En el dosel espesor del monte, donde los helechos húmedos parecían abanicos verdes agitados por el aliento añejo de la montaña y el viento bajaba impregnado de olor a tierra mojada, bendecida por las primeras lluvias de mayo, el Sisimite caminaba, a grandes zancadas, entre raíces nudosas y piedras cubiertas de musgo. Winston levantaba las orejitas, atento al eco lejano de algún pájaro cantarín. —Mirá, —dijo el Sisimite—, hay quienes creen que un mensaje en un periódico solo sirve para vender lo que se anuncia. Y si, la prensa convencional vive de la publicidad que transmite a fieles consumidores que prefieren lo serio a lo chabacán. Sin embargo, el verdadero valor de un periódico no está únicamente en el papel, ni en la tinta, ni siquiera en los titulares. Está en la influencia invisible que ejerce sobre la conversación pública, sobre las ideas, sobre el ánimo de una nación. Winston alzó la vista. — Ajá… ¿cómo la influencia que ejerce sobre el medio y la sociedad –ya que infinidad de lectores lo comparten con su amigos y contactos– los editoriales reflexivos y pedagógicos de La Tribuna? Motivan a que todo mundo se encarrile a pensar, discutir y debatir sobre el mismo tema.

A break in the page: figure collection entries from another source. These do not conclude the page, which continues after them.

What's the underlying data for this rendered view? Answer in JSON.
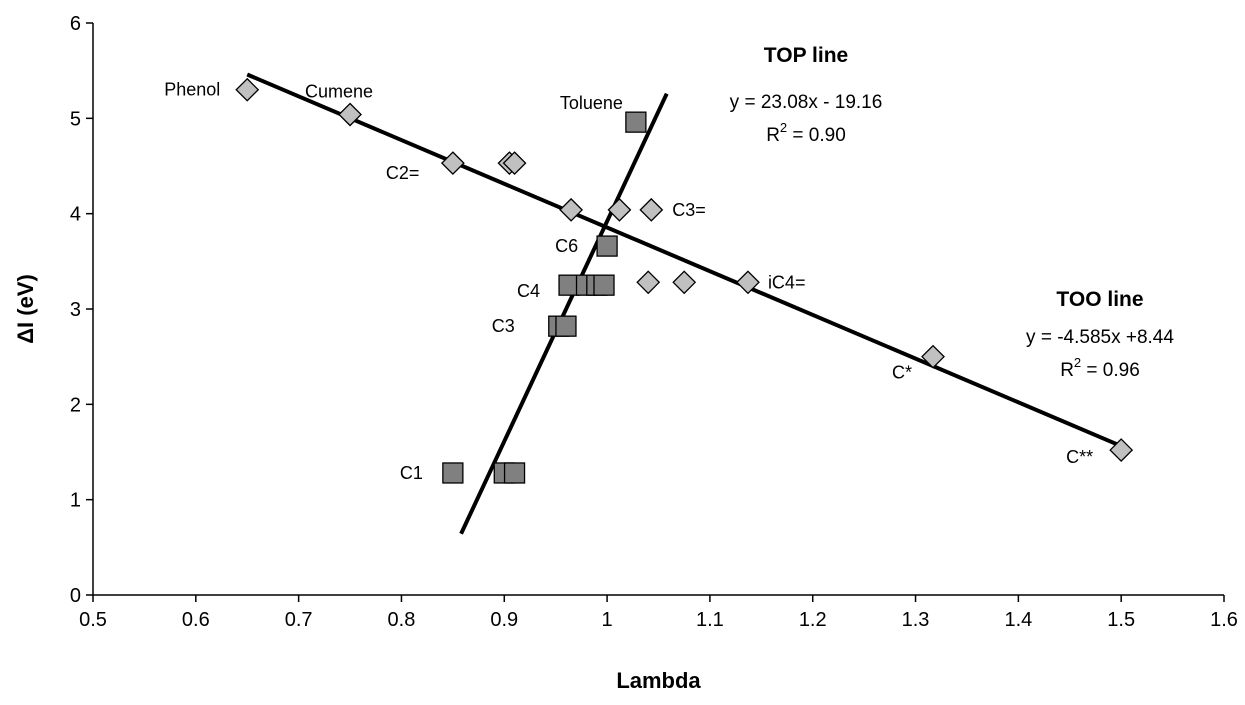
{
  "chart_data": {
    "type": "scatter",
    "title": "",
    "xlabel": "Lambda",
    "ylabel": "ΔI (eV)",
    "xlim": [
      0.5,
      1.6
    ],
    "ylim": [
      0,
      6
    ],
    "xticks": [
      "0.5",
      "0.6",
      "0.7",
      "0.8",
      "0.9",
      "1",
      "1.1",
      "1.2",
      "1.3",
      "1.4",
      "1.5",
      "1.6"
    ],
    "yticks": [
      "0",
      "1",
      "2",
      "3",
      "4",
      "5",
      "6"
    ],
    "grid": false,
    "legend": "none",
    "colors": {
      "diamond_fill": "#c0c0c0",
      "square_fill": "#808080",
      "marker_stroke": "#000000",
      "line": "#000000"
    },
    "series": [
      {
        "marker": "diamond",
        "x": [
          0.65,
          0.75,
          0.85,
          0.905,
          0.91,
          0.965,
          1.012,
          1.043,
          1.04,
          1.075,
          1.137,
          1.317,
          1.5
        ],
        "y": [
          5.3,
          5.04,
          4.53,
          4.53,
          4.53,
          4.04,
          4.04,
          4.04,
          3.28,
          3.28,
          3.28,
          2.5,
          1.52
        ]
      },
      {
        "marker": "square",
        "x": [
          1.028,
          1.0,
          0.963,
          0.98,
          0.99,
          0.997,
          0.953,
          0.96,
          0.85,
          0.9,
          0.91
        ],
        "y": [
          4.96,
          3.66,
          3.25,
          3.25,
          3.25,
          3.25,
          2.82,
          2.82,
          1.28,
          1.28,
          1.28
        ]
      }
    ],
    "trendlines": [
      {
        "title": "TOP line",
        "equation": "y = 23.08x - 19.16",
        "r2_prefix": "R",
        "r2_exp": "2",
        "r2_suffix": " = 0.90",
        "slope": 23.08,
        "intercept": -19.16,
        "x_range": [
          0.858,
          1.058
        ]
      },
      {
        "title": "TOO line",
        "equation": "y = -4.585x +8.44",
        "r2_prefix": "R",
        "r2_exp": "2",
        "r2_suffix": " = 0.96",
        "slope": -4.585,
        "intercept": 8.44,
        "x_range": [
          0.65,
          1.5
        ]
      }
    ],
    "point_labels": [
      {
        "text": "Phenol",
        "x": 0.65,
        "y": 5.3
      },
      {
        "text": "Cumene",
        "x": 0.75,
        "y": 5.04
      },
      {
        "text": "C2=",
        "x": 0.85,
        "y": 4.53
      },
      {
        "text": "Toluene",
        "x": 1.028,
        "y": 4.96
      },
      {
        "text": "C3=",
        "x": 1.043,
        "y": 4.04
      },
      {
        "text": "C6",
        "x": 1.0,
        "y": 3.66
      },
      {
        "text": "C4",
        "x": 0.963,
        "y": 3.25
      },
      {
        "text": "iC4=",
        "x": 1.137,
        "y": 3.28
      },
      {
        "text": "C3",
        "x": 0.953,
        "y": 2.82
      },
      {
        "text": "C*",
        "x": 1.317,
        "y": 2.5
      },
      {
        "text": "C**",
        "x": 1.5,
        "y": 1.52
      },
      {
        "text": "C1",
        "x": 0.85,
        "y": 1.28
      }
    ]
  }
}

—Exactamente —respondió el Sisimite— Y si bien la lectura es castigo para un hatajo de iletrados; leen, presumiblemente, quienes toman decisiones, quienes influyen, quienes orientan, quienes marcan rumbos. (Si los líderes de un país no leen ¿qué puede esperarse de la marcha y el futuro de esa pobre nación, condenada a la incultura popular y a la ignorancia de quienes la dirigen? Las columnas de opinión, los editoriales, los análisis serios… todo eso sigue siendo brújula en medio de la niebla telarañosa de estos extraviados tiempos digitales. El monte guardó un instante de silencio. Solo se oía el crujido de las hojas secas bajo los livianos pasitos de Winston. —Las redes sociales —continuó el Sisimite— producen ruido. Un ruido feroz, histérico, frenético, insidioso, perturbador y conflictivo. Pero la bullaranga –el grito intentando callar el alarido– no construye pensamiento. Destruye serenidad, incendia ánimos y vuelve imposible distinguir la verdad de la mentira. En cambio, la prensa convencional, –con todas sus limitaciones–, todavía consigue ordenar el caos, verificar, contrastar, sostener cierta racionalidad pública. Winston movió la colita lentamente. —Y cuando la democracia estuvo en peligro… ahí se vio el verdadero tamaño de las cosas. Porque mientras el vendaval de redes sembraba odio, sospecha, falacia, angustia y desinformación, muchos medios convencionales mantuvieron encendida la lámpara de la institucionalidad. Defendieron no un desubicado interés, sino al sistema democrático mismo: esa delicada arquitectura invisible que permite convivir sin despedazarnos. La cúpula empresarial –si recordás—enfocó su campaña “todos trabajamos por Honduras” –como contrapeso de aquel surtidor de dudas, de temores, de impertinencias divulgadas por las redes sociales— para alentar confianza en la ciudadanía, precisamente en el rotativo y otros medios convencionales. Y al final, a juzgar por el resultado de la elección, con aquella gran concurrencia, votando en paz, ¿no es ello muestra que funcionó?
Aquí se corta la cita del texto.